Sacó una cartera de piel del bolsillo trasero. Noté que el cuero estaba desgastado, pero era de una calidad suprema. Contó los billetes y me los tendió.

-Gracias, Valeria. No te daré problemas. Casi no notarás que estoy aquí.

-Eso espero -tomé el dinero. El tacto de los billetes fue un bálsamo para mis nervios-. Tienes un juego de llaves en la mesita. La cocina es zona común, pero mis cuchillos son sagrados. No los toques.

-Entendido.

-Bienvenido a casa, Ricardo.
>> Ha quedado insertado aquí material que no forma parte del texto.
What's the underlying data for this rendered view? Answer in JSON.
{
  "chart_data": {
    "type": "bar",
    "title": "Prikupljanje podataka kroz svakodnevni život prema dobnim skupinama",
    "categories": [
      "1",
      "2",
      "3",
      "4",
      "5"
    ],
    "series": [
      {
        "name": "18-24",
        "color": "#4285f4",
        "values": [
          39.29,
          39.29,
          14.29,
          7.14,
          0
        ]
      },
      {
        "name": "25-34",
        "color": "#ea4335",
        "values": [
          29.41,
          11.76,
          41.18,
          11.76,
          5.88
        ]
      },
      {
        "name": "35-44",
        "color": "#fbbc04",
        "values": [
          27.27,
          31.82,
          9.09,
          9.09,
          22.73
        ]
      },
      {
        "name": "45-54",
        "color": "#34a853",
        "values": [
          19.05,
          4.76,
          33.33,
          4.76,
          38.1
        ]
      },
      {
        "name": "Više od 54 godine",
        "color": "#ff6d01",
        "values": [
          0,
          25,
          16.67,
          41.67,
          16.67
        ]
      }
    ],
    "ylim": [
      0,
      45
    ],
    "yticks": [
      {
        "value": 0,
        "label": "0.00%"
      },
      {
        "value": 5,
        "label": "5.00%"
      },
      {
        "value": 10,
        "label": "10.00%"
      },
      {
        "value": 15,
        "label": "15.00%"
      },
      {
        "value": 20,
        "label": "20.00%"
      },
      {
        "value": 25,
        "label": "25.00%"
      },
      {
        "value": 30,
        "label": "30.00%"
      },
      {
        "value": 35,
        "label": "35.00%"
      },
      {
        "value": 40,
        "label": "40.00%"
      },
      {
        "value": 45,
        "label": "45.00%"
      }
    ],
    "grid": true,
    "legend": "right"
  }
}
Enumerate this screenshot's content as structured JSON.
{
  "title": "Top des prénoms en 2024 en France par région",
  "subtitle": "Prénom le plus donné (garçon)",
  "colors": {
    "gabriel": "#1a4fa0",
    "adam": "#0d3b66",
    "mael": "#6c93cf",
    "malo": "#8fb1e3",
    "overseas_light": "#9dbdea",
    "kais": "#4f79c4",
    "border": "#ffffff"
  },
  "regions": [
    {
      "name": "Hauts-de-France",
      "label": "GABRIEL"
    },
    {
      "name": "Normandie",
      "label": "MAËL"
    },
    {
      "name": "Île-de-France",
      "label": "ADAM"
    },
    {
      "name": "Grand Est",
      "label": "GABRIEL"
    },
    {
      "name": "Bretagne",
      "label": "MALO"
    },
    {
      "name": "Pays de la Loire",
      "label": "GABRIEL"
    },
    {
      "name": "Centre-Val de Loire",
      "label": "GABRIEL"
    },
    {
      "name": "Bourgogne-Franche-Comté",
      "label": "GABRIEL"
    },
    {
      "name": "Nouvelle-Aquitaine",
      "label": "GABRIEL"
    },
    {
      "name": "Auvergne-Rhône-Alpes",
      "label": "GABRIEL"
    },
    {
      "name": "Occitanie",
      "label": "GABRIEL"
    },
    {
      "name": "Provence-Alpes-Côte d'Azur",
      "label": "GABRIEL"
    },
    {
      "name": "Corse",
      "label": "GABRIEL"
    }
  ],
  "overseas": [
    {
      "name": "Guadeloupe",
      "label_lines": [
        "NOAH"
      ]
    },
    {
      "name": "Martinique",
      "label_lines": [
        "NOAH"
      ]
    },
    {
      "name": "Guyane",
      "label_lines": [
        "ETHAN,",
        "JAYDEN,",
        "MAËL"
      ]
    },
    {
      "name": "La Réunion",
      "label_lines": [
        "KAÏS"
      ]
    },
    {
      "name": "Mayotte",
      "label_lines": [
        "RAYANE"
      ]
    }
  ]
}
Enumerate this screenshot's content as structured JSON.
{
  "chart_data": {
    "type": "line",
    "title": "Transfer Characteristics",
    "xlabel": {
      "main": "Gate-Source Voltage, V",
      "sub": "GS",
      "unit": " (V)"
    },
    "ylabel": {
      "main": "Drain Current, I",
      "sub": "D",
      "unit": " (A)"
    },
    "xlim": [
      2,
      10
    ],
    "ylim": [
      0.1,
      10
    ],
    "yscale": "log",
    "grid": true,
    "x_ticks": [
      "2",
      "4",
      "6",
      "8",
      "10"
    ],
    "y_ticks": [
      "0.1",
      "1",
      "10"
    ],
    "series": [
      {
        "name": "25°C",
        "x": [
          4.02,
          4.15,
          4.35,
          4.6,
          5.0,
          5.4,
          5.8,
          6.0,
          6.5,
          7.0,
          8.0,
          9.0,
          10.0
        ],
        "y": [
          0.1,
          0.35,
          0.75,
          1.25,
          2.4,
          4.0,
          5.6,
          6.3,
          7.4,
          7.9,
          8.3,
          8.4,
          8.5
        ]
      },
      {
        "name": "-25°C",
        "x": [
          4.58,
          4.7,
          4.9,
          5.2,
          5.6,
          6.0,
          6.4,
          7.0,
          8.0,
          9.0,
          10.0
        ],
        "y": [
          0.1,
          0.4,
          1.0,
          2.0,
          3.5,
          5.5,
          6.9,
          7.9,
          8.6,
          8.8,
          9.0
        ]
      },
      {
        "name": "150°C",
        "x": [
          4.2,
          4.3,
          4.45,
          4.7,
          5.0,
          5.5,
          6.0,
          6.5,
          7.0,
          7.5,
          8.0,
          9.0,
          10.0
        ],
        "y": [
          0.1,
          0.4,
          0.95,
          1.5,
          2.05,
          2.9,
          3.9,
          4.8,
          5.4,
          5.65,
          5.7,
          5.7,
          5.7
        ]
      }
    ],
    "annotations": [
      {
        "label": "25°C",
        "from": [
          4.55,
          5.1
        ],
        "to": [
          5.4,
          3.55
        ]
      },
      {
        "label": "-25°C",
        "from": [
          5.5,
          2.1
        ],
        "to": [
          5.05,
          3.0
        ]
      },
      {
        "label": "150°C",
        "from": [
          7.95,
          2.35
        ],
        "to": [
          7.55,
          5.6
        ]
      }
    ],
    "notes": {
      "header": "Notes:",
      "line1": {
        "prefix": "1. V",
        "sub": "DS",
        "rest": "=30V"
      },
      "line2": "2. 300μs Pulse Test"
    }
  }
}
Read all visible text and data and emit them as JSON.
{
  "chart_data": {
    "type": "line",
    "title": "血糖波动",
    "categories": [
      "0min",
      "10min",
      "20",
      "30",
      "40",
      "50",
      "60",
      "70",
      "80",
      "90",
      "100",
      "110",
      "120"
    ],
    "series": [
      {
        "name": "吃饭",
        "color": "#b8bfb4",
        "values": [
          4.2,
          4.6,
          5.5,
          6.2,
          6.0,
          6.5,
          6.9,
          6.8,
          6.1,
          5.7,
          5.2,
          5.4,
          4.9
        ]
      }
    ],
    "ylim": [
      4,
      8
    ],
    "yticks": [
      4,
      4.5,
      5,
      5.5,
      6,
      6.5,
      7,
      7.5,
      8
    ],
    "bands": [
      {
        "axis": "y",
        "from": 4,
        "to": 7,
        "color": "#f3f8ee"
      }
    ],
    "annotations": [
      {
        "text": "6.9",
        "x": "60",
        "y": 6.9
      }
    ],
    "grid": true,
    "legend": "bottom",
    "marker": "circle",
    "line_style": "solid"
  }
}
Buenas noches.

Cerré la puerta de su habitación y regresé a la cocina, apoyándome contra la encimera fría. Solté un suspiro que había estado conteniendo. Tenía un inquilino. Tenía dinero. Tenía un poco de aire.

Guardé el efectivo en la caja de metal y apagué las luces. Mientras caminaba hacia mi habitación, mi teléfono vibró en la mesita de noche.

La pantalla iluminó la oscuridad. Era un correo de mi abogado.

Asunto: URGENTE - Propiedad del local.

Valeria, malas noticias. El dueño del edificio ha recibido una oferta de compra agresiva por todo el inmueble. Es un consorcio de inversión anónimo que suele comprar para demoler. Si aceptan la oferta, podrían rescindir tu contrato de alquiler comercial en treinta días.

El teléfono se me resbaló de las manos y cayó sobre las sábanas.

Sentí que el suelo desaparecía bajo mis pies. No era solo la deuda. Ahora, alguien poderoso, una sombra sin rostro, quería quitarme el suelo que pisaba. Me cubrí la cara con las manos, sintiendo las lágrimas de frustración arder en mis ojos.

Al otro lado de la pared, escuché el crujido de la cama de Ricardo. Él dormía seguro. Yo, en cambio, sentía que la guerra acababa de empezar.